Stadtmitte Kinder sprechen über Obdachlosigkeit

Stadtmitte · Bei einer Lese-Stunde in der Streetwork-Einrichtung "Mobilé" sammelten Kinder Gedanken zu Wohnungslosen.

 In der Streetwork-Einrichtung "Mobilé" befassten sich Kinder mit dem Thema Obdachlosigkeit

In der Streetwork-Einrichtung "Mobilé" befassten sich Kinder mit dem Thema Obdachlosigkeit

Foto: Andreas Endermann

Penner, Landstreicher, Obdachlose. Wohnungslose Menschen gibt es überall: Sie sind auch Teil der kindlichen Lebenswelt. Doch was empfinden Kinder, wenn sie Obdachlose sehen, was denken sie und wie gehen sie mit der Situation um? Bei einer Lese-Stunde in der Streetwork-Einrichtung "Mobilé" las die Ehrenamtlerin Elisabeth Meisels aus einem Kinderbuch über Obdachlose vor und die Streetworker sprachen mit den Kindern über wohnungslose Menschen.

"Darauf gekommen bin ich durch meinen Sohn, der hat öfter mal gefragt, wieso denn da Menschen vor dem Supermarkt sitzen und Zeitungen verkaufen oder betteln", sagt Thomas Tackenberg, Fachbereichsleiter der Drogenhilfe. "Was für uns vielleicht zum alltäglichen Straßenbild dazugehört, wirft bei Kindern Fragen auf. Ein Thema über das gesprochen werden muss." Vorgelesen wurde das Buch "Ein mittelschönes Leben" von Kirsten Boje, welches am Beispiel eines Mannes davon erzählt, wie schnell man in die Wohnungslosigkeit abrutschen kann und wie sich das anfühlt.

Auch die sechsjährige Theresa hat schon öfter Menschen ohne festen Wohnsitz gesehen und sich darüber Gedanken gemacht. "Vor Aldi habe ich einmal einen Bettler gesehen. Ich habe gedacht, wenn der kein Geld hat, dann ist sein Bauch bestimmt ganz leer und er hat Hunger", sagt sie. "Das tat mir Leid. Ich kann ihm gerne etwas von meinem Essen abgeben." Der siebenjährige Matti macht sich ebenfalls Gedanken über Menschen, die auf der Straße leben. "Ich finde das traurig, denn manchmal können die Leute gar nichts dafür. Die armen Männer stehen oft ganz nah beieinander, weil ihnen kalt ist. Das ist mir dann ein bisschen unangenehm, weil ich ja ein Zimmer habe und die nicht."

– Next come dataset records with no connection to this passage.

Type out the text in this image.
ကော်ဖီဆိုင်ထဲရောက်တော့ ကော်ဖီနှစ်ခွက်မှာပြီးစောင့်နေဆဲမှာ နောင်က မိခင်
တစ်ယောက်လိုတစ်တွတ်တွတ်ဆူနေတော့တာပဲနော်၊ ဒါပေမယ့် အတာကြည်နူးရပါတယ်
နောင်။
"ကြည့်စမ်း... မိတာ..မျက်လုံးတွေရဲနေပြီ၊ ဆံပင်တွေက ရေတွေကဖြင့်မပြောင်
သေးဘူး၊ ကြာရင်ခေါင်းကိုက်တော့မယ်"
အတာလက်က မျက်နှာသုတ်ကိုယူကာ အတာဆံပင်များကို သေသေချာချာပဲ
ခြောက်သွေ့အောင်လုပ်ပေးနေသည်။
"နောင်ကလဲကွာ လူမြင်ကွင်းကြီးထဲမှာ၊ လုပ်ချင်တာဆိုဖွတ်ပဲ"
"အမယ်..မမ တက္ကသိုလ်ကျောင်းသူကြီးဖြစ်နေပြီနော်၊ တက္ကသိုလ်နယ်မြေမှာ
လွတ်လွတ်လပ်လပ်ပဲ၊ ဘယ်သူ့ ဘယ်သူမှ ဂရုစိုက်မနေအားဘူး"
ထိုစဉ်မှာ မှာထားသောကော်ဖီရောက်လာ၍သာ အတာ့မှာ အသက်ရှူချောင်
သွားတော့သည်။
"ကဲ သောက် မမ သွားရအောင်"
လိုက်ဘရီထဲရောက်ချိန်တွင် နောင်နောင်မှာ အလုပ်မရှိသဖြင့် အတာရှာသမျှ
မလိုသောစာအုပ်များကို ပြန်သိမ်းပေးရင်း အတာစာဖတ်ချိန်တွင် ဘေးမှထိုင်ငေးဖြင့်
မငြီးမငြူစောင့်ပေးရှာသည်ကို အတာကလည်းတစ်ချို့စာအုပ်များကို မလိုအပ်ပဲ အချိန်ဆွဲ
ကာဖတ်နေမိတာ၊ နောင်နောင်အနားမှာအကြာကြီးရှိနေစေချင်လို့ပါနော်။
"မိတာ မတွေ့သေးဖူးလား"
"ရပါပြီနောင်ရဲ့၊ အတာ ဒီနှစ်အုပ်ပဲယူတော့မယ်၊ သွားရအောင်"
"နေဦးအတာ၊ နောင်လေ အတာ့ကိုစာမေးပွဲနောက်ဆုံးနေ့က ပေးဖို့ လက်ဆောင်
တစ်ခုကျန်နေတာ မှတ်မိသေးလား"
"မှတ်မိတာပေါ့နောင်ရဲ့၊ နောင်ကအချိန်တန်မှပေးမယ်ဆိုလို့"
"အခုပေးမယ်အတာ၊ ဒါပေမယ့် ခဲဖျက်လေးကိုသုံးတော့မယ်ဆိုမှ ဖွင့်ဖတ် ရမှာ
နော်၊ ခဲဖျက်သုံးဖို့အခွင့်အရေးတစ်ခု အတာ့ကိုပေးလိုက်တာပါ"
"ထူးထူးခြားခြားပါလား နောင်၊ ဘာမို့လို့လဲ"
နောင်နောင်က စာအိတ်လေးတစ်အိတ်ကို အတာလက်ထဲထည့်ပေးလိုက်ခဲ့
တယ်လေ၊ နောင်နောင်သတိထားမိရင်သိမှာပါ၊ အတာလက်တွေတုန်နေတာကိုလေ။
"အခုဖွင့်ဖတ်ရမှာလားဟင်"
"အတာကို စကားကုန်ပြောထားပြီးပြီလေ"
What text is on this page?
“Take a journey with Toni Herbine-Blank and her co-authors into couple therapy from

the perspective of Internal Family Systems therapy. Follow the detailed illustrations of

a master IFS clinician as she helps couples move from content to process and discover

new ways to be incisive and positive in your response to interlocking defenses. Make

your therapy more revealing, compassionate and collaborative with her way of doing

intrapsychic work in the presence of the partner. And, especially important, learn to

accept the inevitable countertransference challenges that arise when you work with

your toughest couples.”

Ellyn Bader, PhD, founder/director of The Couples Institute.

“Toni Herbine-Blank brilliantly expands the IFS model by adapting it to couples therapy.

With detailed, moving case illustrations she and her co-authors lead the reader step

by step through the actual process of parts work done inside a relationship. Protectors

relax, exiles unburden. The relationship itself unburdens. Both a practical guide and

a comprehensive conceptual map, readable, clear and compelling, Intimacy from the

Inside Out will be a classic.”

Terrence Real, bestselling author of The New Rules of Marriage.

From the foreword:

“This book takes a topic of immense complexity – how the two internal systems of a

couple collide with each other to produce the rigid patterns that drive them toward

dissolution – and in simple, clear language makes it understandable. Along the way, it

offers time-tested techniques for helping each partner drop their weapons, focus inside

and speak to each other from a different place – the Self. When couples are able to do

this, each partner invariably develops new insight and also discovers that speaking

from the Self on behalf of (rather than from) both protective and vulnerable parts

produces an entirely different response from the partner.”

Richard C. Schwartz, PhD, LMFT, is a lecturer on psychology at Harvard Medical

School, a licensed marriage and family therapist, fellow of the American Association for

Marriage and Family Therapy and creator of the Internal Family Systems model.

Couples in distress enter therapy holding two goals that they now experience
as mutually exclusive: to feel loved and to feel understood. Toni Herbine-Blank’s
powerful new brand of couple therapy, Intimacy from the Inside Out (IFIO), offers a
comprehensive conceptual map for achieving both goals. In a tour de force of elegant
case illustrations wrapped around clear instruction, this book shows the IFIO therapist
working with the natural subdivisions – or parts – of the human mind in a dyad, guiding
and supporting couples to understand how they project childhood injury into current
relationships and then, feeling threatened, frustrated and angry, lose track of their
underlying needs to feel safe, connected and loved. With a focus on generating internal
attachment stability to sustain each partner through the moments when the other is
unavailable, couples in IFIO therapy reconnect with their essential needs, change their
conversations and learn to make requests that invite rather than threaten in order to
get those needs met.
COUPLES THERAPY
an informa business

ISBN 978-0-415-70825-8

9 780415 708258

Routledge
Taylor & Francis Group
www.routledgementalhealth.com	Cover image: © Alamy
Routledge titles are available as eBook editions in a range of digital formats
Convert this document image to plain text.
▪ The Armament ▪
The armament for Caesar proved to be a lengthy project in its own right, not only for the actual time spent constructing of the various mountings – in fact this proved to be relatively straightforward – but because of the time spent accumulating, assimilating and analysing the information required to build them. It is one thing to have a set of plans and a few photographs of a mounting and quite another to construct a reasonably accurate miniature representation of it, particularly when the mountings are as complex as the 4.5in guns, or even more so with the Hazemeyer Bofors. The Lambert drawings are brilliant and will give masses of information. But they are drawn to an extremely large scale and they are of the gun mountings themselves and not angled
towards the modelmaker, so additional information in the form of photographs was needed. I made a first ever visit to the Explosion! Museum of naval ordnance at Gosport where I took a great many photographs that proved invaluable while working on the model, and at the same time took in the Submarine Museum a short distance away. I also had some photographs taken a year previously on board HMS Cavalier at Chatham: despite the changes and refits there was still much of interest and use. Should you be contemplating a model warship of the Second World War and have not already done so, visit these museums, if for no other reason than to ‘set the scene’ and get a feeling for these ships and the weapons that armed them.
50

Während der Lesestunde sollten die Kinder einen Einblick in das Leben wohnungsloser Menschen bekommen, aber auch Fragen stellen können. "Man muss Kindern erklären, dass es nicht allen Menschen gleich gutgeht und dass viele zum Beispiel Zeitungen wie ,fiftyfifty' verkaufen müssen, damit sie überleben können", sagt Tackenberg. "Vielleicht muss man ihnen auch Angst nehmen, Unwohlsein, dass da jemand sitzt, der arm ist, vielleicht auch ein bisschen ungepflegt und angetrunken."

Anfangs waren die anwesenden Kinder verhalten, nach und nach traute sich der Ein oder Andere etwas zu sagen. Matti setzt sich auch sonst mit Obdachlosen auseinander: "Manchmal, wenn ich abends im Bett liege, dann wünsche ich mir ganz fest, dass es keine armen Menschen mehr geben muss", sagt er. "Dafür würden wir Kinder bestimmt alle etwas abgeben."

Das Mobilé gehört zum gemeinnützigen Verein Flingern mobil und ist ein niedrigschwelliges Angebot mit offenen Sprechstunden, das sich an Drogen gebrauchende Menschen mit dem Lebensmittelpunkt Straße wendet. Es dient als Ruhe- und Rückzugsraum aus dem Lebensalltag "Straße", zur Unterstützung und Hilfe in Krisensituationen und bietet Beratung sowie die Möglichkeit der Vermittlung in weiterführende Hilfen. "Das war sicher nicht das letzte Mal, dass wir eine solche Lese-Stunde veranstalten", sagt Tackenberg. "Die Resonanz ist gut und es gibt genug Bedarf."